A more republican citizen identity is hard to maintain in as much as transnational citizens are attached to several states and cultures at the same time. Patriotism and willingness to make sacrifices to the demos or the polity as a (unique) whole cannot be the only defining feature of the state-citizen relation, since these entities are more and more difficult to define and incorporate in one’s self-identity. Thus there is a significant space for reconfiguration of the reference points of political identity and participation in case of transnational citizens. In fact, there is no sustainable escape from politics. Migrants develop some kind of public interface including political aspects. The opportunity structure for this is of course still defined by the states.

The role of the European Union for transnational agency becomes clearly visible contrasting the intra-EU space between Estonia and Finland to the other, more conventional transnational spaces studied in the Trans-net project. The European rights of free movement, residence and work foster both circular migration as well as living and being active in two countries simultaneously. As people are more empowered, this leads to more informed and more effective adaptation strategies.

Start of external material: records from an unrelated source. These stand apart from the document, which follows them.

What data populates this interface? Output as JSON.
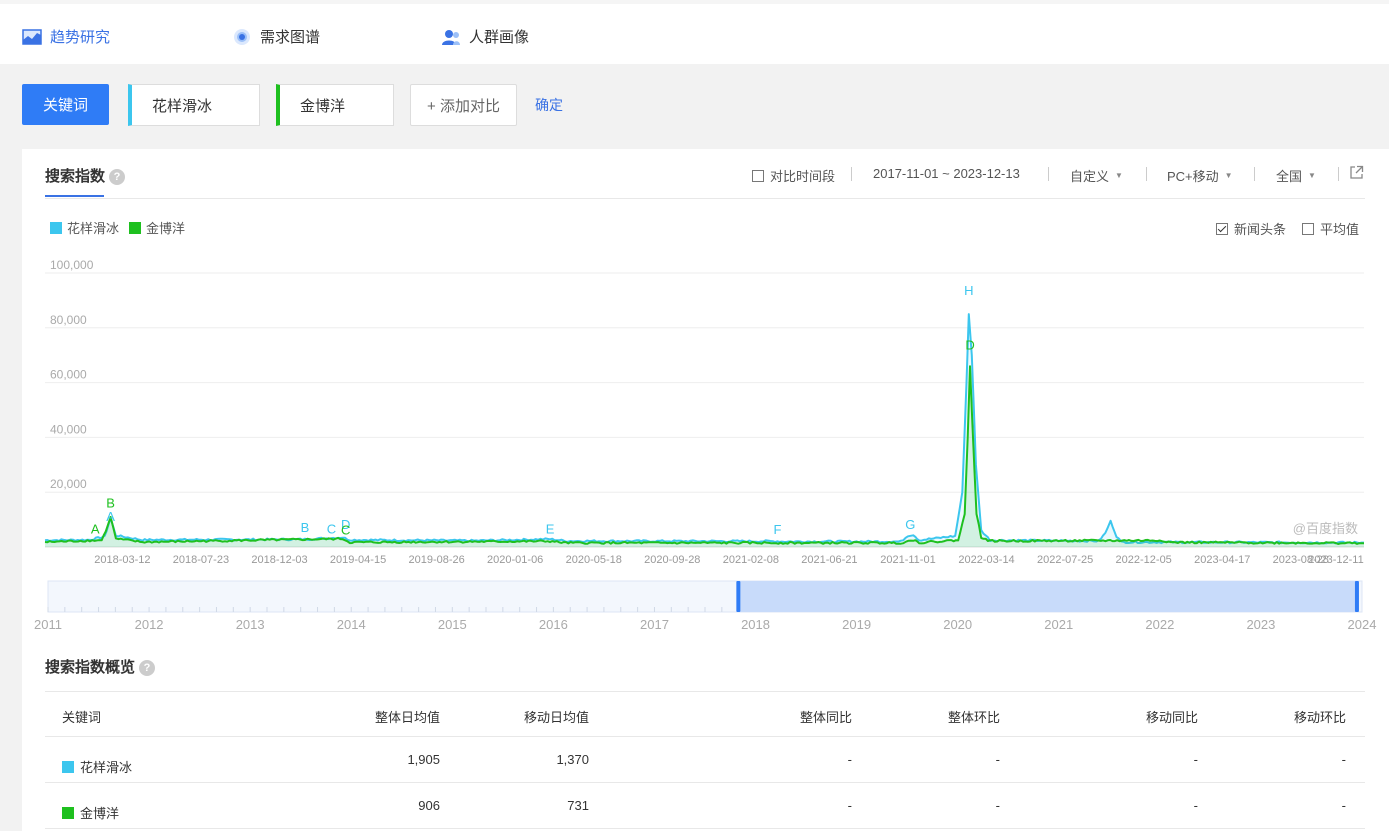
{
  "nav": {
    "items": [
      {
        "label": "趋势研究",
        "icon": "trend-chart-icon",
        "active": true
      },
      {
        "label": "需求图谱",
        "icon": "target-dot-icon",
        "active": false
      },
      {
        "label": "人群画像",
        "icon": "user-group-icon",
        "active": false
      }
    ]
  },
  "keywords": {
    "button_label": "关键词",
    "terms": [
      "花样滑冰",
      "金博洋"
    ],
    "add_label": "+ 添加对比",
    "confirm_label": "确定"
  },
  "panel": {
    "title": "搜索指数",
    "compare_period_label": "对比时间段",
    "date_range": "2017-11-01 ~ 2023-12-13",
    "custom_label": "自定义",
    "device_label": "PC+移动",
    "region_label": "全国",
    "news_label": "新闻头条",
    "avg_label": "平均值"
  },
  "colors": {
    "accent": "#2f7cf6",
    "series1": "#3cc6ee",
    "series2": "#1ec01f"
  },
  "chart_data": {
    "type": "line",
    "series": [
      {
        "name": "花样滑冰",
        "color": "#3cc6ee"
      },
      {
        "name": "金博洋",
        "color": "#1ec01f"
      }
    ],
    "y_ticks": [
      "100,000",
      "80,000",
      "60,000",
      "40,000",
      "20,000"
    ],
    "ylim": [
      0,
      100000
    ],
    "x_tick_labels": [
      "2018-03-12",
      "2018-07-23",
      "2018-12-03",
      "2019-04-15",
      "2019-08-26",
      "2020-01-06",
      "2020-05-18",
      "2020-09-28",
      "2021-02-08",
      "2021-06-21",
      "2021-11-01",
      "2022-03-14",
      "2022-07-25",
      "2022-12-05",
      "2023-04-17",
      "2023-08-28",
      "2023-12-11"
    ],
    "x_range": [
      "2017-11-01",
      "2023-12-13"
    ],
    "data_points": {
      "花样滑冰": [
        [
          "2017-11-01",
          2500
        ],
        [
          "2018-01-15",
          2600
        ],
        [
          "2018-02-10",
          3800
        ],
        [
          "2018-02-20",
          10500
        ],
        [
          "2018-03-01",
          4200
        ],
        [
          "2018-04-15",
          2600
        ],
        [
          "2019-01-15",
          2800
        ],
        [
          "2019-03-20",
          3500
        ],
        [
          "2019-04-01",
          2600
        ],
        [
          "2019-11-01",
          2300
        ],
        [
          "2020-03-05",
          2900
        ],
        [
          "2020-04-01",
          2200
        ],
        [
          "2021-03-25",
          2100
        ],
        [
          "2021-04-01",
          2000
        ],
        [
          "2021-10-20",
          2000
        ],
        [
          "2021-11-01",
          4200
        ],
        [
          "2021-11-10",
          4500
        ],
        [
          "2021-11-20",
          2500
        ],
        [
          "2022-01-20",
          4000
        ],
        [
          "2022-02-01",
          20000
        ],
        [
          "2022-02-08",
          60000
        ],
        [
          "2022-02-12",
          85000
        ],
        [
          "2022-02-17",
          70000
        ],
        [
          "2022-02-24",
          30000
        ],
        [
          "2022-03-05",
          6000
        ],
        [
          "2022-03-20",
          2500
        ],
        [
          "2022-09-20",
          2200
        ],
        [
          "2022-10-01",
          5000
        ],
        [
          "2022-10-10",
          9500
        ],
        [
          "2022-10-20",
          4000
        ],
        [
          "2022-10-28",
          1800
        ],
        [
          "2023-12-13",
          1600
        ]
      ],
      "金博洋": [
        [
          "2017-11-01",
          1800
        ],
        [
          "2018-02-05",
          2500
        ],
        [
          "2018-02-15",
          7500
        ],
        [
          "2018-02-20",
          11000
        ],
        [
          "2018-03-01",
          3000
        ],
        [
          "2018-04-15",
          1800
        ],
        [
          "2019-03-20",
          3000
        ],
        [
          "2019-04-01",
          1700
        ],
        [
          "2020-03-05",
          2100
        ],
        [
          "2020-04-01",
          1500
        ],
        [
          "2021-10-20",
          1500
        ],
        [
          "2021-11-10",
          2600
        ],
        [
          "2021-11-20",
          1600
        ],
        [
          "2022-01-25",
          2500
        ],
        [
          "2022-02-05",
          12000
        ],
        [
          "2022-02-10",
          40000
        ],
        [
          "2022-02-14",
          66000
        ],
        [
          "2022-02-18",
          45000
        ],
        [
          "2022-02-25",
          12000
        ],
        [
          "2022-03-05",
          3500
        ],
        [
          "2022-03-20",
          2200
        ],
        [
          "2023-01-05",
          2400
        ],
        [
          "2023-01-20",
          1700
        ],
        [
          "2023-12-13",
          1400
        ]
      ]
    },
    "annotations": [
      {
        "label": "A",
        "series": "金博洋",
        "date": "2018-01-25",
        "value": 5000
      },
      {
        "label": "B",
        "series": "金博洋",
        "date": "2018-02-20",
        "value": 14500
      },
      {
        "label": "A",
        "series": "花样滑冰",
        "date": "2018-02-20",
        "value": 9500
      },
      {
        "label": "B",
        "series": "花样滑冰",
        "date": "2019-01-15",
        "value": 5500
      },
      {
        "label": "C",
        "series": "花样滑冰",
        "date": "2019-03-01",
        "value": 5000
      },
      {
        "label": "D",
        "series": "花样滑冰",
        "date": "2019-03-25",
        "value": 6500
      },
      {
        "label": "C",
        "series": "金博洋",
        "date": "2019-03-25",
        "value": 4500
      },
      {
        "label": "E",
        "series": "花样滑冰",
        "date": "2020-03-05",
        "value": 5000
      },
      {
        "label": "F",
        "series": "花样滑冰",
        "date": "2021-03-25",
        "value": 4800
      },
      {
        "label": "G",
        "series": "花样滑冰",
        "date": "2021-11-05",
        "value": 6500
      },
      {
        "label": "H",
        "series": "花样滑冰",
        "date": "2022-02-12",
        "value": 92000
      },
      {
        "label": "D",
        "series": "金博洋",
        "date": "2022-02-14",
        "value": 72000
      }
    ],
    "watermark": "@百度指数"
  },
  "slider": {
    "year_labels": [
      "2011",
      "2012",
      "2013",
      "2014",
      "2015",
      "2016",
      "2017",
      "2018",
      "2019",
      "2020",
      "2021",
      "2022",
      "2023",
      "2024"
    ],
    "range_start_year": 2017.83,
    "range_end_year": 2023.95
  },
  "summary": {
    "title": "搜索指数概览",
    "headers": [
      "关键词",
      "整体日均值",
      "移动日均值",
      "整体同比",
      "整体环比",
      "移动同比",
      "移动环比"
    ],
    "rows": [
      {
        "keyword": "花样滑冰",
        "overall_avg": "1,905",
        "mobile_avg": "1,370",
        "overall_yoy": "-",
        "overall_mom": "-",
        "mobile_yoy": "-",
        "mobile_mom": "-"
      },
      {
        "keyword": "金博洋",
        "overall_avg": "906",
        "mobile_avg": "731",
        "overall_yoy": "-",
        "overall_mom": "-",
        "mobile_yoy": "-",
        "mobile_mom": "-"
      }
    ]
  }
}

The transnational space between Estonia and Finland has also significantly smaller cultural and welfare distance that fosters migrant agency. The cultural proximity and EU multi-level governance framework in the Estonian-Finnish transnational space widen the political liberties and opportunities accessible for migrants while primordial ethnic identification does not necessarily mean undermining other types of solidarity. However, it could partially depend on the novelty of the Estonian-Finnish space. In other transnational spaces the cultural tensions tended to aggravate over time.

The better status of people in intra-EU transnationalism doesn’t necessarily mean active civic or political participation and fast adoption of multiple societal identities. People can develop their personal mix of discourses and practices that could differ from both of their countries. They can also opt for accommodation strategies that are not politically or even publically aware but oriented to peers and working place.

Given this, one can’t neglect the legal and practical benefits for migrants and citizens in case of intra-EU transnationalism. These form the ground for substantial multiple citizenship and some people also practice it. However being active in several countries needs much energy. Thus developing full multiple citizenship is a vast endeavour.